The authors were of the opinion that an overnight monitor, like the one used in the study, that automatically takes a child’s blood pressure every 20 minutes is great, but some insurance companies may perhaps not pay for it.
Lead author of the study, Mark Mitsnefes, M.D., M.S., from the Division of Nephrology and Hypertension at Cincinnati Children’s said that, “Our findings are a sobering reminder of something we have long known: Blood pressure changes constantly throughout the day. We really can’t rely on a single measurement as a valid indicator.”
Kidney disease in children is known to begin and develop silently. More than one-third i.e. 37 percent of kidney transplant patients in 2001 were noted to be between the ages of 20 and 44. In addition, majority of them seem to be prone to the disease in childhood.
The study authors estimated that nearly 650,000 Americans will develop end-stage renal disease by 2010. This may perhaps in turn cost the health care system approximately $28 billion each year.
The study authors recommend that all children with chronic kidney disease should get normal at-home readings of their blood pressure as well as those taken during their visits to the doctor.
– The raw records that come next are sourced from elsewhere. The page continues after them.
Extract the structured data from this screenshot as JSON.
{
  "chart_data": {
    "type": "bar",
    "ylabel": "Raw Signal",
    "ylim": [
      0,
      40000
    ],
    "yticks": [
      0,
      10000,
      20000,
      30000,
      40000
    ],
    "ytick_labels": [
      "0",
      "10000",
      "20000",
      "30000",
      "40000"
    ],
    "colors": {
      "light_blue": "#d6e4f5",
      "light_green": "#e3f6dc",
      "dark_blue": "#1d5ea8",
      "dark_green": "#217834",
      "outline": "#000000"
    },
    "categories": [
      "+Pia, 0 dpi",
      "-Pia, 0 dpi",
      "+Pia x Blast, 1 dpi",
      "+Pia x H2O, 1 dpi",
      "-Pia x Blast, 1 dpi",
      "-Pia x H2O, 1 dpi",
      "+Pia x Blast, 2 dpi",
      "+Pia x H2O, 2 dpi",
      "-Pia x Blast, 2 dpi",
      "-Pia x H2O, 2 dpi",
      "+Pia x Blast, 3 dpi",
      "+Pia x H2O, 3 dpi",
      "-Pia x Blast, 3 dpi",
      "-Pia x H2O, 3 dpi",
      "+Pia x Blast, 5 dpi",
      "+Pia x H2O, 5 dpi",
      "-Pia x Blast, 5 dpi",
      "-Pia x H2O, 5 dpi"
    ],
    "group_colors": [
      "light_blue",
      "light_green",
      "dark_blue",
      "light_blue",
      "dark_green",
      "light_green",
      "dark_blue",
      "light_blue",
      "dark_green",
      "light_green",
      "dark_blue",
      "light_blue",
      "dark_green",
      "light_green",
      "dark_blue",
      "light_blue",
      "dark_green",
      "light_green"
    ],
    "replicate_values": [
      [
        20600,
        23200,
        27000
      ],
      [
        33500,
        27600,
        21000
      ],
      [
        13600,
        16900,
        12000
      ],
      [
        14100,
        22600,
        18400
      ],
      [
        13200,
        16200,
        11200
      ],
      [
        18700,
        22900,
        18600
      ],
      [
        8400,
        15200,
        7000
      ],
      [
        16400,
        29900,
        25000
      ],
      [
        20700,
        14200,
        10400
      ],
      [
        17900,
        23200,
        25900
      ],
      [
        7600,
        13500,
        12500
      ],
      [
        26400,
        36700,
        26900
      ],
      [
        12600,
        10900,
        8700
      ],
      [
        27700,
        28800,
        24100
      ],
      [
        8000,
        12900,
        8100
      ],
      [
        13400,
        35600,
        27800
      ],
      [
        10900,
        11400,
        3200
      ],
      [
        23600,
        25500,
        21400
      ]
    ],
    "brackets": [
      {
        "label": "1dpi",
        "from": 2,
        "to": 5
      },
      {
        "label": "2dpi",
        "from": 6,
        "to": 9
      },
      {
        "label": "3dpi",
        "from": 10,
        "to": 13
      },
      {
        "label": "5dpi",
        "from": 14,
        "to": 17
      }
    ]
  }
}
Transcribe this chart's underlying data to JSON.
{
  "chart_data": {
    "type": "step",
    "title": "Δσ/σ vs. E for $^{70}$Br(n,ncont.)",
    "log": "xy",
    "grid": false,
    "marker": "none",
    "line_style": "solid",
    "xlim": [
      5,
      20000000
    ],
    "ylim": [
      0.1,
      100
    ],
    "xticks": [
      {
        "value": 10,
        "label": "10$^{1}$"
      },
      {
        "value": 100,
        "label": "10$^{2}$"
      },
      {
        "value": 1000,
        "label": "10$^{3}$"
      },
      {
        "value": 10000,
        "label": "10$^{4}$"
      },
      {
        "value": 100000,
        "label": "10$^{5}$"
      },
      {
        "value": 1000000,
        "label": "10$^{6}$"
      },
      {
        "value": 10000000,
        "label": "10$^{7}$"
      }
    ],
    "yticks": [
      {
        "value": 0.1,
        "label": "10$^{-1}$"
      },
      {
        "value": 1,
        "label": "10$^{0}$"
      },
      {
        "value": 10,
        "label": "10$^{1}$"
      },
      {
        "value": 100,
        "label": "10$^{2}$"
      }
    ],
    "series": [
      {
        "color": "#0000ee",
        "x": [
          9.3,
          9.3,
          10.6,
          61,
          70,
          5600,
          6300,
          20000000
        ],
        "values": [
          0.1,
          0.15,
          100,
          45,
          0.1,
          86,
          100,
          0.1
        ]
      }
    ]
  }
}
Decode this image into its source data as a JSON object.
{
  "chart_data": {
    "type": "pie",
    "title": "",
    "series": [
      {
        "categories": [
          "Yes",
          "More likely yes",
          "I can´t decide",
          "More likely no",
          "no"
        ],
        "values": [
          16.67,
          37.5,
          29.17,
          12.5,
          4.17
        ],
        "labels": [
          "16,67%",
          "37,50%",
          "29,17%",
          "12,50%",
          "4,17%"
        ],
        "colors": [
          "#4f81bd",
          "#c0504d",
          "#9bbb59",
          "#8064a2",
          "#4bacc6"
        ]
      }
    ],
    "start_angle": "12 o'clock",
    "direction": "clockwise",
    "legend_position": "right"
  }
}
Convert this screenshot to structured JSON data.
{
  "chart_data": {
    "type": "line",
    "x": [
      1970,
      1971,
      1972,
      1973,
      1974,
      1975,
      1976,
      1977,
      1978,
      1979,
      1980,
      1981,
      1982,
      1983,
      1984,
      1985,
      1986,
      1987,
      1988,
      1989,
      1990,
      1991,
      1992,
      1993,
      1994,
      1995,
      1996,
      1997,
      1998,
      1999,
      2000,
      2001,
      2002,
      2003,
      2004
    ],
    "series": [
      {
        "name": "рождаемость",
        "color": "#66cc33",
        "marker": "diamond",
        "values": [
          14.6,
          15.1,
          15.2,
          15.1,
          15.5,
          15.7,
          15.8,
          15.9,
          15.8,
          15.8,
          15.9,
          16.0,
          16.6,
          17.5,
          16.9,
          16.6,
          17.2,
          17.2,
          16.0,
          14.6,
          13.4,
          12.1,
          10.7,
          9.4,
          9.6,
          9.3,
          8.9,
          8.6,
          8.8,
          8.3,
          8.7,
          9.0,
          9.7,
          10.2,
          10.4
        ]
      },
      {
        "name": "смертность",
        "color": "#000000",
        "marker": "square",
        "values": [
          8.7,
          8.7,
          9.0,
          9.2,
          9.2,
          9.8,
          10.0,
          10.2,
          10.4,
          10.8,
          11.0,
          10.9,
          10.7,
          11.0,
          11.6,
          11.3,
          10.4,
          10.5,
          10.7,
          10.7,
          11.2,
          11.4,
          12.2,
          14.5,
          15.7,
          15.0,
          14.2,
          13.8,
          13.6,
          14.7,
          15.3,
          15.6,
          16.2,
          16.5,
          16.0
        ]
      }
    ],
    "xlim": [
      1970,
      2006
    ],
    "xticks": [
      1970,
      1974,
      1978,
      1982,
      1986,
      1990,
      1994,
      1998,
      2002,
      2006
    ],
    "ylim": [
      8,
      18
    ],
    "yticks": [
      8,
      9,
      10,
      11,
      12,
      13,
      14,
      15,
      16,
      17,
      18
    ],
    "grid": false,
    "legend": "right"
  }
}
Although they appear to have used a different device in the study, authors say many blood pressure monitors sold at drug stores are reliable. However, parents should talk to a doctor before selecting one.
Moreover, children who have repeated episodes of high blood pressure should also obtain a baseline echocardiogram. This echocardiogram is known to be an ultrasound picture of the heart to assess heart muscle and function, and to get them every year thereafter.
The findings of the study have been published in the Journal of American Society of Nephrology.